“Kamu kalau mau keluar, jangan lupa pamit sama Pak Martin. Aku pulangnya nanti agak sore. Jadi, misalnya, kamu lapar langsung saja ambil bahan masakan di kulkas yang ada di kamarku. Kuncinya aku tinggal di kotak kunci di depan. Kodenya tanggal lahirku.”
Ilham mengangguk.
Sejujurnya, aku tidak tenang meninggalkan dia di asrama sendirian, tetapi mau bagaimana lagi? Ada tanggung jawab yang harus aku jalani. Para oma dan opa di panti membutuhkanku.
Karena letak asrama dan panti werda yang bersebelahan, aku bisa melihat Ilham berdiri di balkon kamarnya sedang memperhatikanku berjalan menuju panti. Dia melambaikan tangan, yang langsung kubalas dengan senang hati. Rasanya sangat menyenangkan bisa berangkat bekerja ditemani senyuman lebar dari orang yang mencintai dan aku cintai.
Saat aku tiba, Oma Lita dan Oma Nur sedang duduk di ruang bersama sambil menonton televisi. Keduanya merupakan sahabat dekat, dan dengan kompak memutuskan tidak pulang untuk memberi anak-anaknya waktu liburan.
“Mereka selalu sibuk sepanjang tahun. Aku ingin mereka mengajak putrinya jalan-jalan dan berlibur. Aku hanya akan membebani mereka,” kata Oma Nur saat hari penjemputan.
Sementara Oma Lita merangkulnya dan bilang, “Aku akan tetap di sini menemanimu, Nenek Tua.”
Menghabiskan waktu bersama sahabat, memang menyenangkan.
Aku menghampiri mereka dan bertanya apakah mereka baik-baik saja. Lalu, Oma Nur menjawab, “Kami lebih dari baik, Dokter Maya. Kami sangat sehat.”
“Syukurlah,” jawabku. “Jangan lupa makan dan minum vitamin dengan teratur. Sudah pada makan siang, kan?”
“Sudah,” sahut Oma Lita.
“Kami makan sup ayam dan tumis kangkung buatan Mbak Sari. Rasanya enak sekali.” Oma Nur menjelaskan.
Tidak banyak Oma dan Opa yang bertahan di panti sepanjang liburan. Hanya ada lima orang saja dan ini memudahkanku untuk melakukan pemeriksaan rutin di klinik panti. Beruntungnya semua lansia sehat.
Opa Hadi yang sebelumnya demam bahkan sudah membaik dan bisa mengurus taman mini miniknya. Kakek tua itu sangat aktif dan suka berkebun, dia bahkan minta disediakan tempat berkebun di belakang panti. Yang hasilnya akan dipetik dan dibagikan pada para penghuni. Minggu lalu, aku dapat buah alpukat darinya.
“Opa harus sehat, biar bisa berkebun dengan lebih baik,” ujarku sambil menyudahi pemeriksaan.
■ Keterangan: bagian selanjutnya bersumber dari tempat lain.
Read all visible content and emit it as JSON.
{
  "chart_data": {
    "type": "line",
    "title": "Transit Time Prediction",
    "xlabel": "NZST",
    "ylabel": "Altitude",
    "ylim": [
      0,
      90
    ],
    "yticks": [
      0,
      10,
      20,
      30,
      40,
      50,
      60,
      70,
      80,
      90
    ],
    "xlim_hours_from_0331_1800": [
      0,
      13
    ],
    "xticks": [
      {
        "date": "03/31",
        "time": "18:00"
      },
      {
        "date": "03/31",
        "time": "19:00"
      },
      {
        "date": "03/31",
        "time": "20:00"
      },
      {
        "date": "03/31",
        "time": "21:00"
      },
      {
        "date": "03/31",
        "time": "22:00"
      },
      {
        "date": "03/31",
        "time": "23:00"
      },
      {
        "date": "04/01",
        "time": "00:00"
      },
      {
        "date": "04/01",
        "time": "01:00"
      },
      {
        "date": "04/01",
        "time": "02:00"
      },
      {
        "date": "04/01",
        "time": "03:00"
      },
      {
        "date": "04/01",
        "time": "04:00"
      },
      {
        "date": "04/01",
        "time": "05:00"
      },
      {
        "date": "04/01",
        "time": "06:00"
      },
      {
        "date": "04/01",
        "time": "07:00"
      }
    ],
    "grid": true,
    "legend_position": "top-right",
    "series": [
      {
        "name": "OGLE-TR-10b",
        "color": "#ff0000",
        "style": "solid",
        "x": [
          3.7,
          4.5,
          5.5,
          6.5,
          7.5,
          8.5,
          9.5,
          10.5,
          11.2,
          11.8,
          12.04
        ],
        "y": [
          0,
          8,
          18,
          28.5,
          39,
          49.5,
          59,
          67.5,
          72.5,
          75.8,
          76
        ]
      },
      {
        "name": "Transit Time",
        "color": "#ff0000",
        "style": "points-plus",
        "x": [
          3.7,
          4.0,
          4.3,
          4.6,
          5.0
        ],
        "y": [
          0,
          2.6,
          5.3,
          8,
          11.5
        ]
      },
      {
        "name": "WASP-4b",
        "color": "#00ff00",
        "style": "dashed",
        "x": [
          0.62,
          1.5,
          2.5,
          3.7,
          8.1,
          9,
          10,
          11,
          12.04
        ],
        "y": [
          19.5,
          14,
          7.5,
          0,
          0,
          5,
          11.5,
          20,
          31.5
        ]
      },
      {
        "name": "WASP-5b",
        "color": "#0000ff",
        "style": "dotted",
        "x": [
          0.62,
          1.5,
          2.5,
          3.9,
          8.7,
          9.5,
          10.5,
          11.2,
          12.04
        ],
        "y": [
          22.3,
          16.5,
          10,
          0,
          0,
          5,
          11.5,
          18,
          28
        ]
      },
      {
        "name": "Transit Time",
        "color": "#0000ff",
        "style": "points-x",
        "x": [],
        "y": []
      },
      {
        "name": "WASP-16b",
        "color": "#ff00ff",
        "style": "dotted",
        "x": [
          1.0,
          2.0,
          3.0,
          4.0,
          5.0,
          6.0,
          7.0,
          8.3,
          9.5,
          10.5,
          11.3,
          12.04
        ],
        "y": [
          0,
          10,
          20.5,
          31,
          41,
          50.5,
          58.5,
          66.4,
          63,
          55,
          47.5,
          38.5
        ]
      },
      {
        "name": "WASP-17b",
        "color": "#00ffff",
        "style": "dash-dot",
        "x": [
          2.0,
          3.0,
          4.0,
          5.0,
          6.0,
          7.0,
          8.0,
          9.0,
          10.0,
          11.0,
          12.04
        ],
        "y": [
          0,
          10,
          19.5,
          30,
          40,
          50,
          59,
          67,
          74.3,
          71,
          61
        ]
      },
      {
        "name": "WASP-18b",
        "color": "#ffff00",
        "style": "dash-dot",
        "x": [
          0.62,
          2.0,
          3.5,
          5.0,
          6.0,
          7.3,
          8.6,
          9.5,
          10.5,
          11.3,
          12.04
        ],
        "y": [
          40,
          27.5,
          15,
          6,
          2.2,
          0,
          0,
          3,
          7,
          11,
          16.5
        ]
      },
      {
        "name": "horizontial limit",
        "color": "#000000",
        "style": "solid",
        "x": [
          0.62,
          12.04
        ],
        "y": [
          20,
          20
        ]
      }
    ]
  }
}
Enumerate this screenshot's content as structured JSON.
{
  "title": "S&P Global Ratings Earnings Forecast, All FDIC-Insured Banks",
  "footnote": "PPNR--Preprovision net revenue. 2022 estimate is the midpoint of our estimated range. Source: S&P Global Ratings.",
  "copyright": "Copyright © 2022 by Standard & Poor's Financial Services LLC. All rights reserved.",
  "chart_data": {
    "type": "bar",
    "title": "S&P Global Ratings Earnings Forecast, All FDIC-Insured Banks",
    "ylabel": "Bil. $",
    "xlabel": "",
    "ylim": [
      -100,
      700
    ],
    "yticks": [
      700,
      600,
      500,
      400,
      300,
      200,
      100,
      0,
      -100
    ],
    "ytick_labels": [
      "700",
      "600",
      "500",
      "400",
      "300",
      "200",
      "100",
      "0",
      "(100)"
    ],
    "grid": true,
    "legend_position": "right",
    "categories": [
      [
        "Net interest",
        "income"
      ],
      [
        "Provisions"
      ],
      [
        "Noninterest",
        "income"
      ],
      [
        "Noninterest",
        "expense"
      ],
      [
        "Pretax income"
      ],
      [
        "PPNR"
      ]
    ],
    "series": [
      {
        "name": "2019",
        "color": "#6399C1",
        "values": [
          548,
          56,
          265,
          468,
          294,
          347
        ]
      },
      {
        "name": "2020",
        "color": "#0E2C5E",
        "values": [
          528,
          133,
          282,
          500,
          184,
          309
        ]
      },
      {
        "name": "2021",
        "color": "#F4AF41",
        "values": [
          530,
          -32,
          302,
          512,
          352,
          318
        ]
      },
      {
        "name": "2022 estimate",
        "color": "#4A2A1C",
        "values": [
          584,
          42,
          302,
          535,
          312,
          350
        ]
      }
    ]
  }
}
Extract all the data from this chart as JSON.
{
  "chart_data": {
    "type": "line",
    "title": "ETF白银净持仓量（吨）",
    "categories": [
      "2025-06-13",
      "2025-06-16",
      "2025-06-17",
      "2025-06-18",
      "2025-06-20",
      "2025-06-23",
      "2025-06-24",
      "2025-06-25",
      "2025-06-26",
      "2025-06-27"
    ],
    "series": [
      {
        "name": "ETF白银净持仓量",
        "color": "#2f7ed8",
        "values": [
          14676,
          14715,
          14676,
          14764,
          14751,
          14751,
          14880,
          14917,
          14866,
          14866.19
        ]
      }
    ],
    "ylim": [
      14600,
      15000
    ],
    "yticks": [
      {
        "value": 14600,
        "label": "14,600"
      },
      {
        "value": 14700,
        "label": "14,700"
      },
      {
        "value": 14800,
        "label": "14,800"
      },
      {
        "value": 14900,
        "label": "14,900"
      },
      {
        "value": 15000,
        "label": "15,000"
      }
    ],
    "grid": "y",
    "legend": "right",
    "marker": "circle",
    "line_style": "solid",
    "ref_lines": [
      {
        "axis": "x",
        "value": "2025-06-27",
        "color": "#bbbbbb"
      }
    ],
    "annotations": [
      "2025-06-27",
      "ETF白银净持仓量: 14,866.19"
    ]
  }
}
Opa Hadi tertawa. “Dokter Maya suka buah pepaya?”
“Suka. Sangat suka.”
“Kalau begitu, ambil di kamar Opa.”
Seperti yang sudah pernah kukatakan sebelumnya, aku dibesarkan oleh Eyang. Itulah kenapa berada di dekat orang tua membuatku senang.
Semua lansia tak suka kesepian, tapi bahkan punya anak saja tak cukup. Anak bukan investasi dalam hal apapun. Satu-satunya investasi yang harus dipupuk adalah kesehatan dan semangat hidup, merupakan pelajaran berharga yang kupelajari dari pada orang tua ini.
*_*
Untungnya, Ilham bukan tipe orang yang ribet.
Sebelumnya aku sudah memberitahunya mengenai undangan dari Umi Sara. Dia setuju untuk ikut. Bahkan dia juga yang membantu Devara membungkus kado untuk Umi. Karena ternyata pengajian ini digelar sebagai perayaan hari ulang tahun beliau. Sialnya, Devara yang kurang ajar ini baru memberitahuku di menit-menit akhir.
Kami pergi menggunakan taksi daring. Tidak lupa aku mampir ke toko busana muslim untuk membelikan Umi Sara kado. Mukena cantik berwarna putih dan sajadah cokelat tanpa motif, tampaknya Umi akan suka. Lagian aku bingung mau beli hadiah seperti apa, sebab waktunya memang sudah sangat menipis.
Kami bisa sampai adzan magrib sehingga masih sempat salat bersama di masjid yang berada tepat di depan rumah orang tua Hasyim. Masjid yang cukup besar lagi ramai. Aku sudah pernah beberapa kali ikut salat di sini, itulah kenapa aku bisa bilang kalau kali ini lebih ramai dari biasanya. Maksudku, banyak dari mereka pasti tamu undangan.